April 29, 2015 — The U.S. Department of Justice has opened a criminal investigation into Lumber Liquidators for selling illegally-harvested wood in violation of the Lacey Act.
According to a regulatory filing, sealed search warrants were executed by agents from the federal Immigration and Customs Enforcement and the U.S. Fish and Wildlife Service at the company’s corporate offices in Virginia on September 26, 2013.
Investigators were looking for information and documents related to the importation of certain wood flooring products. “In recent communications, the DOJ indicated that it is seeking criminal charges under the Lacey Act,” the company said.
The Lacey Act is a law that was enacted in 1900 to ban illegal trafficking in wildlife, and carries criminal penalties of up to $500,000 per violation.
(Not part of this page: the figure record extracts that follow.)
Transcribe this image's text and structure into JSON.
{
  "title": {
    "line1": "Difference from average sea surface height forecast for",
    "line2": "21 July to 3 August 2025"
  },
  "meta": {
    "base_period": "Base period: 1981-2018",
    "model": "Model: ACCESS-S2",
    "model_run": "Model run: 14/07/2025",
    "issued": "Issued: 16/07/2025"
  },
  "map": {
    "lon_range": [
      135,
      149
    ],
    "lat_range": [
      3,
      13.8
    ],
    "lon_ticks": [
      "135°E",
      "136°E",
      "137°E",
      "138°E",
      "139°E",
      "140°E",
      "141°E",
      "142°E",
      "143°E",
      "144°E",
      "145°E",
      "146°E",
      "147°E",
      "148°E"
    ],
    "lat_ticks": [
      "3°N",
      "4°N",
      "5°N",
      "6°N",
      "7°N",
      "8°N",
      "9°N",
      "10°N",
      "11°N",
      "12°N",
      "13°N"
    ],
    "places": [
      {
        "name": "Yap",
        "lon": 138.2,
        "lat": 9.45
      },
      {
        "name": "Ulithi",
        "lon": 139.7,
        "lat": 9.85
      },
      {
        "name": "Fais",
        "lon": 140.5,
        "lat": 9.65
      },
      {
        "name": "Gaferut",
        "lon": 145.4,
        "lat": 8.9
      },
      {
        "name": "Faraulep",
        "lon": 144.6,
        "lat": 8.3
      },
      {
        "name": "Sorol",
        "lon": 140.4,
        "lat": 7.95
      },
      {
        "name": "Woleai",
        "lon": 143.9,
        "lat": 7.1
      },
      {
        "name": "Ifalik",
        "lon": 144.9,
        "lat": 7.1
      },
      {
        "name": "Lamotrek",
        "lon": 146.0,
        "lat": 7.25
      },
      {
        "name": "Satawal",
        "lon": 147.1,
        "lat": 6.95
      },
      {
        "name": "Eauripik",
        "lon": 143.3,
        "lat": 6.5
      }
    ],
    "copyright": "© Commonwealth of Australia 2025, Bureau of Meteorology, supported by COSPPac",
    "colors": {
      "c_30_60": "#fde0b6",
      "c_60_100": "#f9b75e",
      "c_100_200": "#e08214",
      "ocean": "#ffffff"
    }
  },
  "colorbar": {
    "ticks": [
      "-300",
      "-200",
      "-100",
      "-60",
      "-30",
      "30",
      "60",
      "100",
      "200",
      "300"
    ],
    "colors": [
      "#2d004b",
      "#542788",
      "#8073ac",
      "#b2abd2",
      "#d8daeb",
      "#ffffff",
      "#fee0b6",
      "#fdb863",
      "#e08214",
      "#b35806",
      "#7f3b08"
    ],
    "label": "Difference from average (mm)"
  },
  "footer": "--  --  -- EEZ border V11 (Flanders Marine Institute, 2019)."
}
The law was broadened in 2008 to ban illegally-logged wood.
According to the Wall Street Journal, the raid may have bene prompted by a report from the Environmental Investigation Agency, a non-profit based in Washington.
Environmental investigators spent three years trying to prove that Lumber Liquidators knew they bought millions of square feet of oak and birch wood through a Chinese-owned supplier. The wood allegedly originated in protected forests in Russia’s far east, home of the endangered Siberian tiger.
Investigators traveled to the Russian sawmills of Xingjia, a longtime supplier for Lumber Liquidators. The investigators posed as buyers and secretly videotaped conversations with executives at Xingjia who were “open about their extensive use of illegal logging to provide Western retailers with cheap quality wood products.”